Q. Fabrics and patterns really intimidate people. There are so many choices and they can really make or break a room.
A. That's true. With pattern, I find that people get scared because they cannot commit to one and aren't sure how to mix multiples. It really depends on your love of pattern – if you want just one, repeat it in several spaces. That's not very difficult. But if you want to use several patterns in one room, make sure they are of different scales and complimentary hues.

Q. How many patterns can you use in one room without it looking too busy?
A. I have been known to use as many as five patterns in one room, but they should be of different scales and of those, only one big, bold option. And I'd definitely involve a solid – choose one solid color from one of the patterns to use as a complementary piece. I have also done an entire room in one fabric with just one or two accents – but I varied the scale from small to medium to large, and then pulled out a couple solids from those patterns to use as accents.

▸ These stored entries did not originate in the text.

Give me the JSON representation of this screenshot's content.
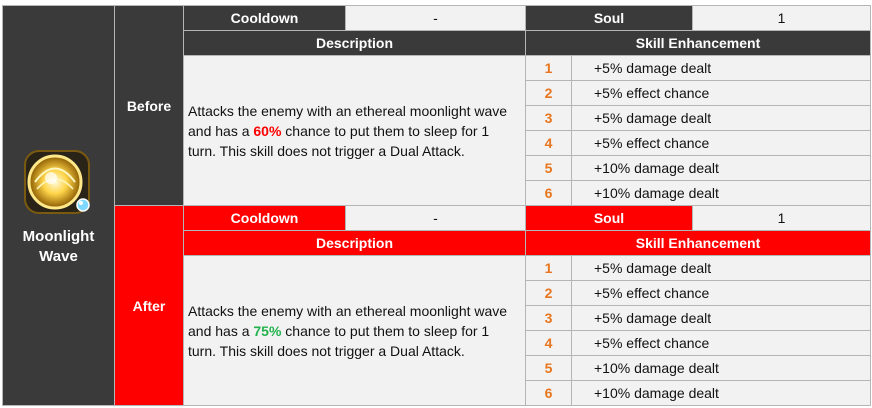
{
  "skill": {
    "name_line1": "Moonlight",
    "name_line2": "Wave",
    "icon": "moonlight-wave-skill-icon"
  },
  "labels": {
    "cooldown": "Cooldown",
    "soul": "Soul",
    "description": "Description",
    "enhancement": "Skill Enhancement"
  },
  "before": {
    "phase": "Before",
    "cooldown_value": "-",
    "soul_value": "1",
    "desc_pre": "Attacks the enemy with an ethereal moonlight wave and has a ",
    "desc_highlight": "60%",
    "desc_post": " chance to put them to sleep for 1 turn. This skill does not trigger a Dual Attack.",
    "enhancements": [
      {
        "level": "1",
        "text": "+5% damage dealt"
      },
      {
        "level": "2",
        "text": "+5% effect chance"
      },
      {
        "level": "3",
        "text": "+5% damage dealt"
      },
      {
        "level": "4",
        "text": "+5% effect chance"
      },
      {
        "level": "5",
        "text": "+10% damage dealt"
      },
      {
        "level": "6",
        "text": "+10% damage dealt"
      }
    ]
  },
  "after": {
    "phase": "After",
    "cooldown_value": "-",
    "soul_value": "1",
    "desc_pre": "Attacks the enemy with an ethereal moonlight wave and has a ",
    "desc_highlight": "75%",
    "desc_post": " chance to put them to sleep for 1 turn. This skill does not trigger a Dual Attack.",
    "enhancements": [
      {
        "level": "1",
        "text": "+5% damage dealt"
      },
      {
        "level": "2",
        "text": "+5% effect chance"
      },
      {
        "level": "3",
        "text": "+5% damage dealt"
      },
      {
        "level": "4",
        "text": "+5% effect chance"
      },
      {
        "level": "5",
        "text": "+10% damage dealt"
      },
      {
        "level": "6",
        "text": "+10% damage dealt"
      }
    ]
  },
  "colors": {
    "header_dark": "#3a3a3a",
    "header_red": "#ff0000",
    "level_number": "#e8761e",
    "chance_before": "#ff0000",
    "chance_after": "#22b24c"
  }
}
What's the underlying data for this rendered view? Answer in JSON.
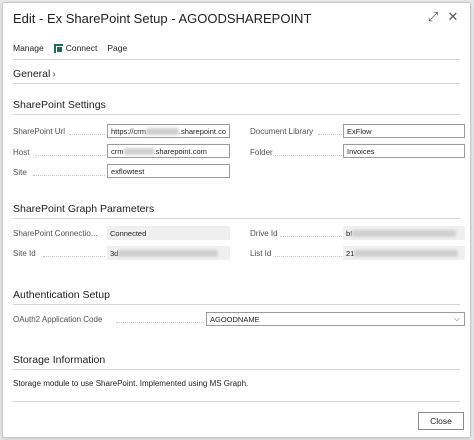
{
  "window": {
    "title": "Edit - Ex SharePoint Setup - AGOODSHAREPOINT",
    "expand_glyph": "⤢",
    "close_glyph": "✕"
  },
  "toolbar": {
    "manage_label": "Manage",
    "connect_label": "Connect",
    "page_label": "Page"
  },
  "general": {
    "title": "General",
    "chevron": "›"
  },
  "sharepoint_settings": {
    "title": "SharePoint Settings",
    "url_label": "SharePoint Url",
    "url_value_prefix": "https://crm",
    "url_value_suffix": ".sharepoint.co",
    "host_label": "Host",
    "host_value_prefix": "crm",
    "host_value_suffix": ".sharepoint.com",
    "site_label": "Site",
    "site_value": "exflowtest",
    "doclib_label": "Document Library",
    "doclib_value": "ExFlow",
    "folder_label": "Folder",
    "folder_value": "Invoices"
  },
  "graph_parameters": {
    "title": "SharePoint Graph Parameters",
    "connection_label": "SharePoint Connectio...",
    "connection_value": "Connected",
    "siteid_label": "Site Id",
    "siteid_value_prefix": "3d",
    "driveid_label": "Drive Id",
    "driveid_value_prefix": "b!",
    "listid_label": "List Id",
    "listid_value_prefix": "21"
  },
  "authentication": {
    "title": "Authentication Setup",
    "oauth_label": "OAuth2 Application Code",
    "oauth_value": "AGOODNAME",
    "select_chevron": "⌵"
  },
  "storage": {
    "title": "Storage Information",
    "description": "Storage module to use SharePoint. Implemented using MS Graph."
  },
  "footer": {
    "close_label": "Close"
  }
}
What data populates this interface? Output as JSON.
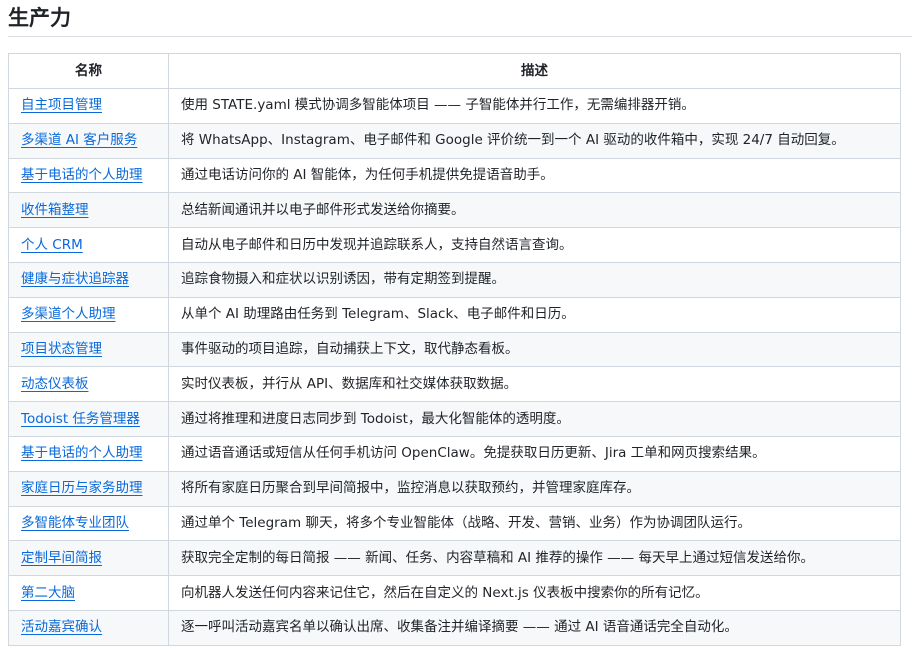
{
  "heading": "生产力",
  "table": {
    "headers": [
      "名称",
      "描述"
    ],
    "rows": [
      {
        "name": "自主项目管理",
        "desc": "使用 STATE.yaml 模式协调多智能体项目 —— 子智能体并行工作，无需编排器开销。"
      },
      {
        "name": "多渠道 AI 客户服务",
        "desc": "将 WhatsApp、Instagram、电子邮件和 Google 评价统一到一个 AI 驱动的收件箱中，实现 24/7 自动回复。"
      },
      {
        "name": "基于电话的个人助理",
        "desc": "通过电话访问你的 AI 智能体，为任何手机提供免提语音助手。"
      },
      {
        "name": "收件箱整理",
        "desc": "总结新闻通讯并以电子邮件形式发送给你摘要。"
      },
      {
        "name": "个人 CRM",
        "desc": "自动从电子邮件和日历中发现并追踪联系人，支持自然语言查询。"
      },
      {
        "name": "健康与症状追踪器",
        "desc": "追踪食物摄入和症状以识别诱因，带有定期签到提醒。"
      },
      {
        "name": "多渠道个人助理",
        "desc": "从单个 AI 助理路由任务到 Telegram、Slack、电子邮件和日历。"
      },
      {
        "name": "项目状态管理",
        "desc": "事件驱动的项目追踪，自动捕获上下文，取代静态看板。"
      },
      {
        "name": "动态仪表板",
        "desc": "实时仪表板，并行从 API、数据库和社交媒体获取数据。"
      },
      {
        "name": "Todoist 任务管理器",
        "desc": "通过将推理和进度日志同步到 Todoist，最大化智能体的透明度。"
      },
      {
        "name": "基于电话的个人助理",
        "desc": "通过语音通话或短信从任何手机访问 OpenClaw。免提获取日历更新、Jira 工单和网页搜索结果。"
      },
      {
        "name": "家庭日历与家务助理",
        "desc": "将所有家庭日历聚合到早间简报中，监控消息以获取预约，并管理家庭库存。"
      },
      {
        "name": "多智能体专业团队",
        "desc": "通过单个 Telegram 聊天，将多个专业智能体（战略、开发、营销、业务）作为协调团队运行。"
      },
      {
        "name": "定制早间简报",
        "desc": "获取完全定制的每日简报 —— 新闻、任务、内容草稿和 AI 推荐的操作 —— 每天早上通过短信发送给你。"
      },
      {
        "name": "第二大脑",
        "desc": "向机器人发送任何内容来记住它，然后在自定义的 Next.js 仪表板中搜索你的所有记忆。"
      },
      {
        "name": "活动嘉宾确认",
        "desc": "逐一呼叫活动嘉宾名单以确认出席、收集备注并编译摘要 —— 通过 AI 语音通话完全自动化。"
      }
    ]
  }
}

Q. How do you create the designs for your own fabric line?
A. When designing my Schumacher fabric line I focused on creating a cohesive collection that shared a dialogue between each piece. I wanted it to take out the guesswork when scheming the many layers of patterns and tonalities in a room while still looking completely custom. I made sure at least three of the fabrics and two of the trims could be interchangeable yet entirely different looking depending on the amounts of each. I could honestly do about 50 different rooms with the collection all looking entirely different while only using my fabrics and trims.

Q. You've used textiles in some not traditional ways.
A. Textiles are for much more than just upholstery or pillows. You can use fabric as you would wallpaper on any wall, or on a floor if you use a hard coat finish. You can also cover hard goods – like a Parsons table – with a fabric, then finish it with polyurethane. Lamps shades are another item people often cover in fabric, as are plates. Get a clear plate and decoupage it with any fabric you want – it will look like a piece of fabric. Just don't do all of these at once!

  Mary McDonald is one of today's most sought after and celebrated designers. Her personal style is eclectic, classic and clean while maintaining a strong sense of glamour and sophistication.